İsrail ordusu, askeri operasyonlarını yayılmacı bir şekilde sürdürüyor ve ateşkes ilan edilene kadar da bu şekilde devam edecek. Askeri birlikler tüm senaryolara hazır bir şekilde beklemeye devam edecekler. Böylece siyasi ve arabuluculuk çabaları geçici ateşkes hedefine ulaşamazsa, İsrail yayılmacı askeri operasyonlarını sürdürecek. Bu operasyonlar, hükümetin bu ay duyurduğu Gazze sakinlerini Refah şehri içinde kontrolü altındaki bölgelere nakletme planını hayata geçirmesi için önünde ilave ufuklar ve seçenekler açılmasına katkıda bulunabilir. Hamas ise bu planı reddediyor ve İsrail'i Gazze beldeleri içindeki bölgelerden çekilmeye zorlayarak planı engellemeye çalışıyor. Ancak ateşkesin ardından savaş yeniden başlarsa bunun uygulanmayacağını kim garanti edebilir?

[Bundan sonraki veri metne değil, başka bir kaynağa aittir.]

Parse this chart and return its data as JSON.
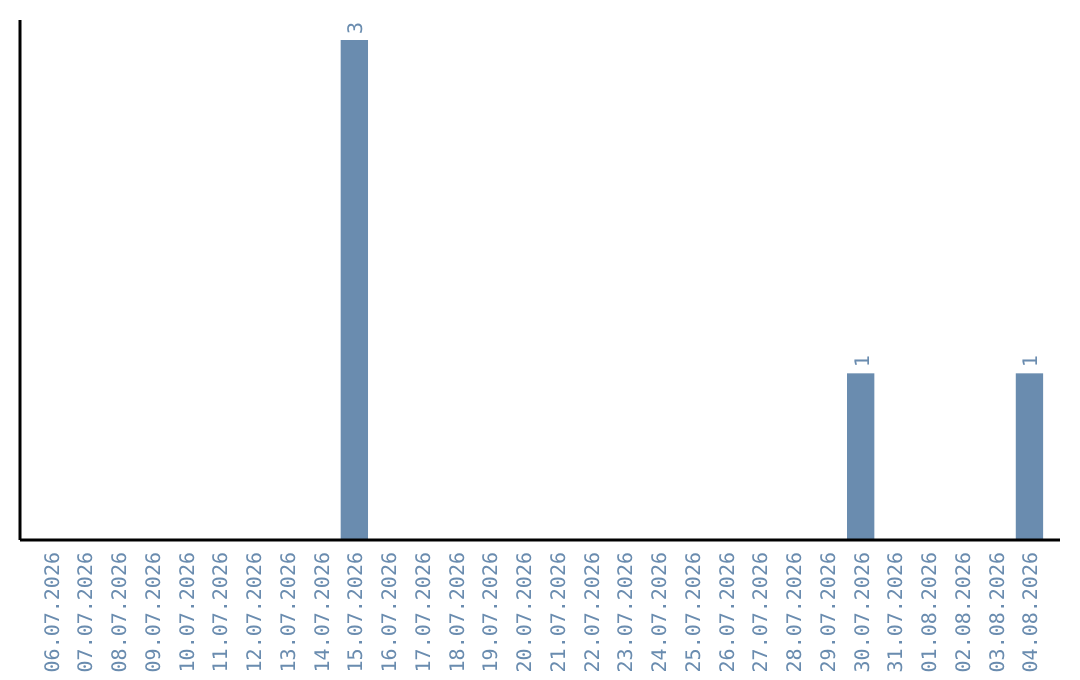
{
  "chart_data": {
    "type": "bar",
    "categories": [
      "06.07.2026",
      "07.07.2026",
      "08.07.2026",
      "09.07.2026",
      "10.07.2026",
      "11.07.2026",
      "12.07.2026",
      "13.07.2026",
      "14.07.2026",
      "15.07.2026",
      "16.07.2026",
      "17.07.2026",
      "18.07.2026",
      "19.07.2026",
      "20.07.2026",
      "21.07.2026",
      "22.07.2026",
      "23.07.2026",
      "24.07.2026",
      "25.07.2026",
      "26.07.2026",
      "27.07.2026",
      "28.07.2026",
      "29.07.2026",
      "30.07.2026",
      "31.07.2026",
      "01.08.2026",
      "02.08.2026",
      "03.08.2026",
      "04.08.2026"
    ],
    "values": [
      0,
      0,
      0,
      0,
      0,
      0,
      0,
      0,
      0,
      3,
      0,
      0,
      0,
      0,
      0,
      0,
      0,
      0,
      0,
      0,
      0,
      0,
      0,
      0,
      1,
      0,
      0,
      0,
      0,
      1
    ],
    "value_labels": [
      null,
      null,
      null,
      null,
      null,
      null,
      null,
      null,
      null,
      "3",
      null,
      null,
      null,
      null,
      null,
      null,
      null,
      null,
      null,
      null,
      null,
      null,
      null,
      null,
      "1",
      null,
      null,
      null,
      null,
      "1"
    ],
    "color": "#6a8caf",
    "tick_labels": "x"
  }
}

 Gazze Şeridi'nin güneyindeki Han Yunus'ta gıda malzemesi taşıyan bir kamyona baskın düzenlendikten sonra un çuvallarını taşıyan adamlar, 22 Temmuz 2025 (AFP)Gazze Şeridi'nin güneyindeki Han Yunus'ta gıda malzemesi taşıyan bir kamyona baskın düzenlendikten sonra un çuvallarını taşıyan adamlar, 22 Temmuz 2025 (AFP)

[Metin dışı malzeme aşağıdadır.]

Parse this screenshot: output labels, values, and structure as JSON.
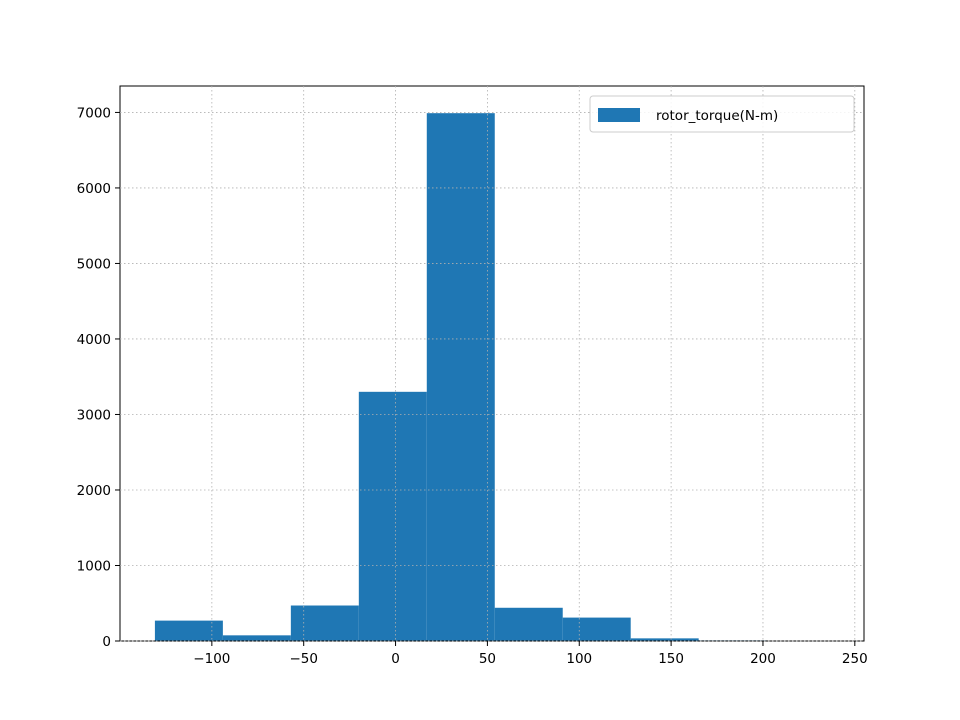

Magen Oz Koridoru, büyük olasılıkla İsrail'in sopası, hükümetin gelecekte tüm Gazze Şeridi'ni kontrol etme yönündeki yayılmacı planlarını uygulamaya devam etmesini sağlayacak bir güç noktası oluşturacak. Birkaç gün önce, savaşın iki tarafı arasında bir anlaşmaya varılamaması ve yanıtlarda yaşanan gecikmeler nedeniyle İsrail ordusu, Gazze Şeridi'nin merkezindeki Deyr el Belah beldesinin güneybatısındaki bölgeler için büyük çaplı tahliye emri yayınladı. Ardından da bir kara harekâtı, tarım arazilerine ve evlere yönelik topçu ateşi ve buldozerlerle bir saldırı gerçekleştirildi. Bu, savaşın başlangıcından bu yana ordunun kara kuvvetleriyle bölgeye yönelik ilk kara harekâtıydı.

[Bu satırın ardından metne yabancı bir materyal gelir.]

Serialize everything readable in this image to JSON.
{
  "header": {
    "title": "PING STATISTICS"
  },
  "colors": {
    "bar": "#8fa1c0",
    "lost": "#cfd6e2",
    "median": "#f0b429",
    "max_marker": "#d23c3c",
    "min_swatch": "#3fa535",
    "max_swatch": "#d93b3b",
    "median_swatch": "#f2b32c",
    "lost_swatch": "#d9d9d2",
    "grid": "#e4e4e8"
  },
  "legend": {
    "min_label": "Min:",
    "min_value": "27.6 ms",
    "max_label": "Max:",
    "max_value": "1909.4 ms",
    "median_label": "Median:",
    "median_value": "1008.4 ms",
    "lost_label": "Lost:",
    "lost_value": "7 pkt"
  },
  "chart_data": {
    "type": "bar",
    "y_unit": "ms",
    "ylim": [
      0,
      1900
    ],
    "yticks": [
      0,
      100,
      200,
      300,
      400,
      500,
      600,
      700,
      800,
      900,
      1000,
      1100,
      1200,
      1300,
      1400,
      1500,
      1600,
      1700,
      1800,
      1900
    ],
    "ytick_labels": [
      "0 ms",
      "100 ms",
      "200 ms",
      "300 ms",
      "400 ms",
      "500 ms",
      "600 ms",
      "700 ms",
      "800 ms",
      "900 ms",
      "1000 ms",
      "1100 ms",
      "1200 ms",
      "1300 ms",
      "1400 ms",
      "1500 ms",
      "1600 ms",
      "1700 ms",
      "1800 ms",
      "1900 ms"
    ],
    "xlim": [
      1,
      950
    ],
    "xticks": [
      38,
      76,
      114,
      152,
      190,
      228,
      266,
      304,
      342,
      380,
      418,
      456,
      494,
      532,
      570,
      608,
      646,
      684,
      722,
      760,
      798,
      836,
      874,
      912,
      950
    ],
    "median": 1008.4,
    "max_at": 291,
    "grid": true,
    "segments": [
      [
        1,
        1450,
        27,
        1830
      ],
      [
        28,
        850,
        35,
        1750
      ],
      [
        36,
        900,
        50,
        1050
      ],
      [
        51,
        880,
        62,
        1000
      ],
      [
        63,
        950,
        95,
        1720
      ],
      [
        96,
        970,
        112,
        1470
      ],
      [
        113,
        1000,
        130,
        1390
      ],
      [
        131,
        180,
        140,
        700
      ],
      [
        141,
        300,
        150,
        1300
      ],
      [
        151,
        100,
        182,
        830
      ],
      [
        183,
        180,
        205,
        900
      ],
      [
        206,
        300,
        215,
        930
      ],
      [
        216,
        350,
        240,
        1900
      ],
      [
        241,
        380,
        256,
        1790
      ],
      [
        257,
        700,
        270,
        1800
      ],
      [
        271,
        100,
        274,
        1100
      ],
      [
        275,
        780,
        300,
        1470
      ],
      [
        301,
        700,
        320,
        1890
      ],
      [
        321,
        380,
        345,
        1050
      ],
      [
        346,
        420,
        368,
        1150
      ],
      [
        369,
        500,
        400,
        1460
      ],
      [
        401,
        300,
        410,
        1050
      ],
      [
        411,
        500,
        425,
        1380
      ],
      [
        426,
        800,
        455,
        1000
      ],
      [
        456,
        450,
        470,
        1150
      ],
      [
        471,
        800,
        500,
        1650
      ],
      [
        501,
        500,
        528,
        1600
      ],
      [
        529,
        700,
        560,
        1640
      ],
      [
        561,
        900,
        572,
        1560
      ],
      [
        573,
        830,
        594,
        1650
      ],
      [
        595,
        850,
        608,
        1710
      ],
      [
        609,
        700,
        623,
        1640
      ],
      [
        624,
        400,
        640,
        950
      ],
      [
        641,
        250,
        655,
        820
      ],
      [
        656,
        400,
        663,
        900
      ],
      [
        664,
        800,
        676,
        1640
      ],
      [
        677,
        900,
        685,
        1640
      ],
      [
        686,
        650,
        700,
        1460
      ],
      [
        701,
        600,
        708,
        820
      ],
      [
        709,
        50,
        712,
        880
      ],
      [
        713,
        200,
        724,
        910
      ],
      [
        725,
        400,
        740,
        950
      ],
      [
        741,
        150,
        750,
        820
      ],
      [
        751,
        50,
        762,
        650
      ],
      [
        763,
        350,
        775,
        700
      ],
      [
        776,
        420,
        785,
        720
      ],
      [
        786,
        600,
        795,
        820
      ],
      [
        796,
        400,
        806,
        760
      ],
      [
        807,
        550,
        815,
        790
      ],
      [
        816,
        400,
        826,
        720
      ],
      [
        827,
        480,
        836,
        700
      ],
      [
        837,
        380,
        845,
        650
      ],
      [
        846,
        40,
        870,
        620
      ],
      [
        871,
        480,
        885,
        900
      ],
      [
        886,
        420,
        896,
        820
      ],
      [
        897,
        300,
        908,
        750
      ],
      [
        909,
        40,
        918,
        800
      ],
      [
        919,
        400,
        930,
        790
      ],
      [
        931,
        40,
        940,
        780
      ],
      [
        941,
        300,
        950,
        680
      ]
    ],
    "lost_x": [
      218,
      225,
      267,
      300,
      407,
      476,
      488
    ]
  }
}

Harekâtın dikkat çekici yanı, ordunun Deyr el Belah'ın güney bölgelerine yakın yeni dördüncü koridoru bir hareket ve ikmal noktası olarak kullanmasıydı. Haaretz'in ismini açıklamadığı askeri bir kaynağa dayandırdığı haberine göre, harekât, bölgeyi temizlemeyi, yer üstündeki ve altındaki her şeyi yok ederek Deyr el Belah ve Han Yunus’u birbirinden ayıran beşinci bir koridor oluşturmayı amaçlıyor. Bu durum, İsrail'in Gazze Şeridi'ni küçük kantonlara bölmeye devam ederek kademeli olarak kontrolü ele geçirmeyi amaçlayan yayılmacı niyetlerini teyit ediyor.

*Bu analiz Şarku’l Avsat tarafından Londra merkezli al Majalla dergisinden çevrilmiştir.